Many are rightly outraged by the news.

But on Beacon Hill, many are rightly pointing out that recommending constituents for jobs in government has always been a big part of a legislator’s role.


People turn to their reps and senators on a daily basis seeking employment for themselves, their children, nephews and nieces, cousins, et al.

You’d be hard-pressed to find even one legislator out of 200 in Massachusetts who would tell you that he or she has a policy of refusing to help constituents secure government employment, and has never recommended a constituent for a government job.

Indeed, we the voters elect legislators because we think they will be responsive to our pleas, no matter the nature of the request.

And we re-elect them because they have been responsive.

Who among us would today swear off ever asking a legislator to support a job candidacy?

You might say to yourself, “I don’t believe in patronage, and I’m all set in my career anyway. I’ll never need a politician to put a paycheck in my pocket.”

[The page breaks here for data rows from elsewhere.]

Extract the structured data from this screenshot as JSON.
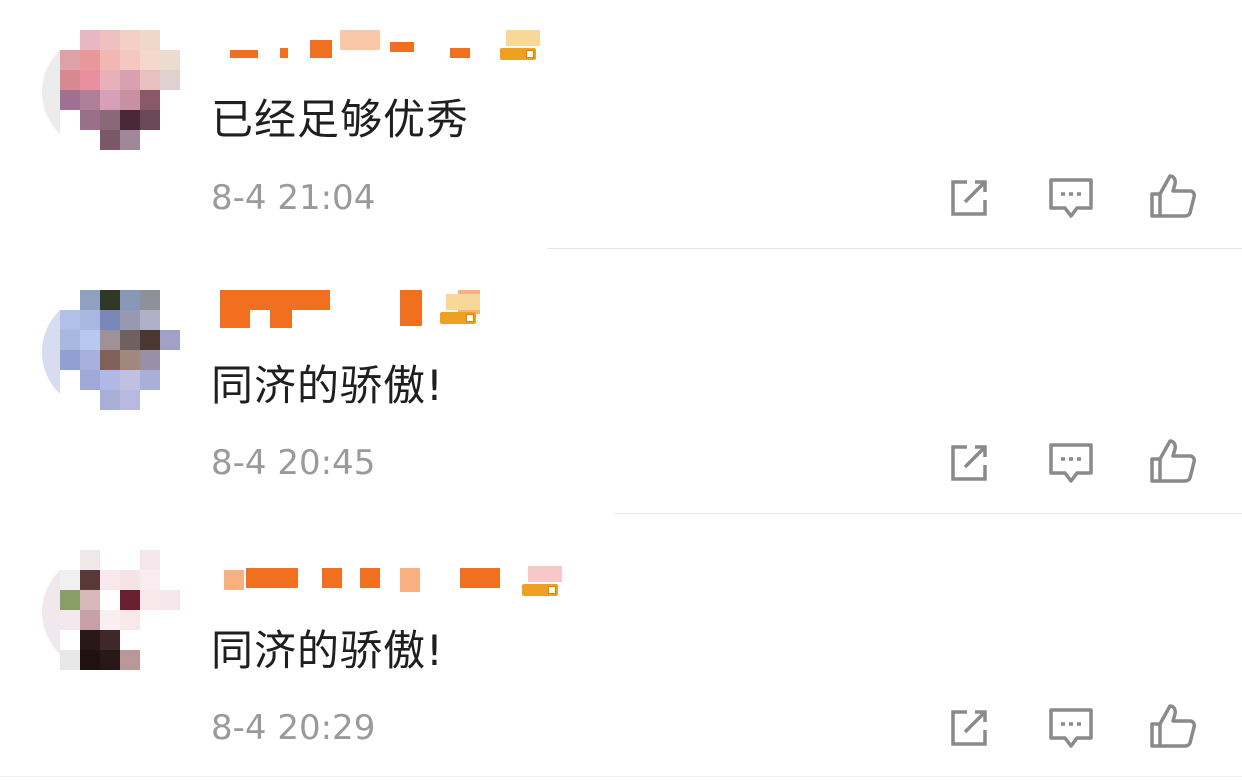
{
  "comments": [
    {
      "text": "已经足够优秀",
      "time": "8-4 21:04"
    },
    {
      "text": "同济的骄傲!",
      "time": "8-4 20:45"
    },
    {
      "text": "同济的骄傲!",
      "time": "8-4 20:29"
    }
  ],
  "colors": {
    "username_redacted": "#f07020",
    "badge": "#f0a020",
    "time": "#9a9a9a",
    "icon": "#8a8a8a",
    "divider": "#e6e6e6"
  },
  "icons": [
    "share-icon",
    "reply-icon",
    "like-icon"
  ]
}
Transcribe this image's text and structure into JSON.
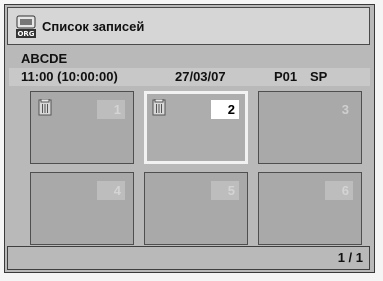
{
  "header": {
    "icon_name": "org-icon",
    "icon_label": "ORG",
    "title": "Список записей"
  },
  "record": {
    "title": "ABCDE",
    "time": "11:00 (10:00:00)",
    "date": "27/03/07",
    "program": "P01",
    "mode": "SP"
  },
  "thumbnails": [
    {
      "number": "1",
      "protected": true,
      "selected": false
    },
    {
      "number": "2",
      "protected": true,
      "selected": true
    },
    {
      "number": "3",
      "protected": false,
      "selected": false
    },
    {
      "number": "4",
      "protected": false,
      "selected": false
    },
    {
      "number": "5",
      "protected": false,
      "selected": false
    },
    {
      "number": "6",
      "protected": false,
      "selected": false
    }
  ],
  "footer": {
    "page": "1 / 1"
  },
  "colors": {
    "panel": "#b9b9b9",
    "header": "#d6d6d6",
    "highlight": "#ffffff"
  }
}
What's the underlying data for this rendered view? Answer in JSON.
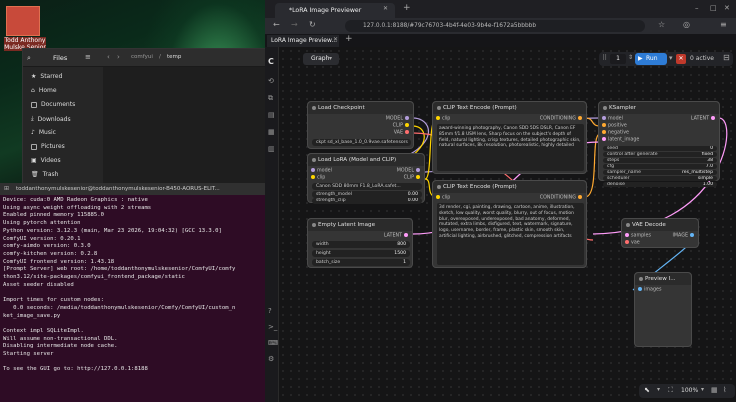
{
  "desktop": {
    "user_name": "Todd Anthony Mulske Senior"
  },
  "files": {
    "title": "Files",
    "path_parent": "comfyui",
    "path_current": "temp",
    "sidebar": [
      "Starred",
      "Home",
      "Documents",
      "Downloads",
      "Music",
      "Pictures",
      "Videos",
      "Trash"
    ]
  },
  "terminal": {
    "title": "toddanthonymulskesenior@toddanthonymulskesenior-B450-AORUS-ELIT...",
    "lines": [
      "Device: cuda:0 AMD Radeon Graphics : native",
      "Using async weight offloading with 2 streams",
      "Enabled pinned memory 115885.0",
      "Using pytorch attention",
      "Python version: 3.12.3 (main, Mar 23 2026, 19:04:32) [GCC 13.3.0]",
      "ComfyUI version: 0.20.1",
      "comfy-aimdo version: 0.3.0",
      "comfy-kitchen version: 0.2.8",
      "ComfyUI frontend version: 1.43.18",
      "[Prompt Server] web root: /home/toddanthonymulskesenior/ComfyUI/comfy",
      "thon3.12/site-packages/comfyui_frontend_package/static",
      "Asset seeder disabled",
      "",
      "Import times for custom nodes:",
      "   0.0 seconds: /media/toddanthonymulskesenior/Comfy/ComfyUI/custom_n",
      "ket_image_save.py",
      "",
      "Context impl SQLiteImpl.",
      "Will assume non-transactional DDL.",
      "Disabling intermediate node cache.",
      "Starting server",
      "",
      "To see the GUI go to: http://127.0.0.1:8188"
    ]
  },
  "browser": {
    "tab_title": "*LoRA Image Previewer",
    "url": "127.0.0.1:8188/#79c76703-4b4f-4e03-9b4e-f1672a5bbbbb",
    "app_tab": "LoRA Image Preview...",
    "graph_label": "Graph",
    "queue_count": "1",
    "run_label": "Run",
    "active_label": "0 active",
    "zoom": "100%"
  },
  "nodes": {
    "load_checkpoint": {
      "title": "Load Checkpoint",
      "outputs": [
        "MODEL",
        "CLIP",
        "VAE"
      ],
      "ckpt": "sd_xl_base_1.0_0.9vae.safetensors",
      "ckpt_label": "ckpt"
    },
    "load_lora": {
      "title": "Load LoRA (Model and CLIP)",
      "inputs": [
        "model",
        "clip"
      ],
      "outputs": [
        "MODEL",
        "CLIP"
      ],
      "lora": "Canon SDD 80mm F1.8_LoRA.safet...",
      "strength_model_label": "strength_model",
      "strength_model": "0.00",
      "strength_clip_label": "strength_clip",
      "strength_clip": "0.00"
    },
    "clip_pos": {
      "title": "CLIP Text Encode (Prompt)",
      "input": "clip",
      "output": "CONDITIONING",
      "text": "award-winning photography, Canon SDD 5DS DSLR, Canon EF 85mm f/1.8 USM lens, Sharp focus on the subject's depth of field, natural lighting, crisp textures, detailed photographic skin, natural surfaces, 8k resolution, photorealistic, highly detailed"
    },
    "clip_neg": {
      "title": "CLIP Text Encode (Prompt)",
      "input": "clip",
      "output": "CONDITIONING",
      "text": "3d render, cgi, painting, drawing, cartoon, anime, illustration, sketch, low quality, worst quality, blurry, out of focus, motion blur, overexposed, underexposed, bad anatomy, deformed, mutated, extra limbs, disfigured, text, watermark, signature, logo, username, border, frame, plastic skin, smooth skin, artificial lighting, airbrushed, glitched, compression artifacts"
    },
    "empty_latent": {
      "title": "Empty Latent Image",
      "output": "LATENT",
      "width_label": "width",
      "width": "800",
      "height_label": "height",
      "height": "1500",
      "batch_label": "batch_size",
      "batch": "1"
    },
    "ksampler": {
      "title": "KSampler",
      "inputs": [
        "model",
        "positive",
        "negative",
        "latent_image"
      ],
      "output": "LATENT",
      "fields": [
        [
          "seed",
          "0"
        ],
        [
          "control after generate",
          "fixed"
        ],
        [
          "steps",
          "38"
        ],
        [
          "cfg",
          "7.0"
        ],
        [
          "sampler_name",
          "res_multistep"
        ],
        [
          "scheduler",
          "simple"
        ],
        [
          "denoise",
          "1.00"
        ]
      ]
    },
    "vae_decode": {
      "title": "VAE Decode",
      "inputs": [
        "samples",
        "vae"
      ],
      "output": "IMAGE"
    },
    "preview": {
      "title": "Preview I...",
      "input": "images"
    }
  },
  "colors": {
    "model": "#b39ddb",
    "clip": "#ffd500",
    "vae": "#ff6e6e",
    "conditioning": "#ffa931",
    "latent": "#ff9cf9",
    "image": "#64b5f6",
    "run": "#2e7cd6"
  }
}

But what about your daughter or son?

If she or he had graduated from college this past May and been unable to land a job ever since, would you deny yourself the option of asking your local rep and senator to give your kid a little career boost? I know I would’nt.

One can argue that the problem in Probation has been one of degree, not of practice, and that the Commissioner, et al., embraced the age-old practice of patronage, added some interesting refinements, put it on steroids, and took it to a new level in Probation.

Systemic abuse and corruption should be ended, of course.

But, until all of us are ready to promise never to ask an elected official to help get us somebody (maybe us?) a job, we shouldn’t feel superior to any official or politician caught in the current scandal.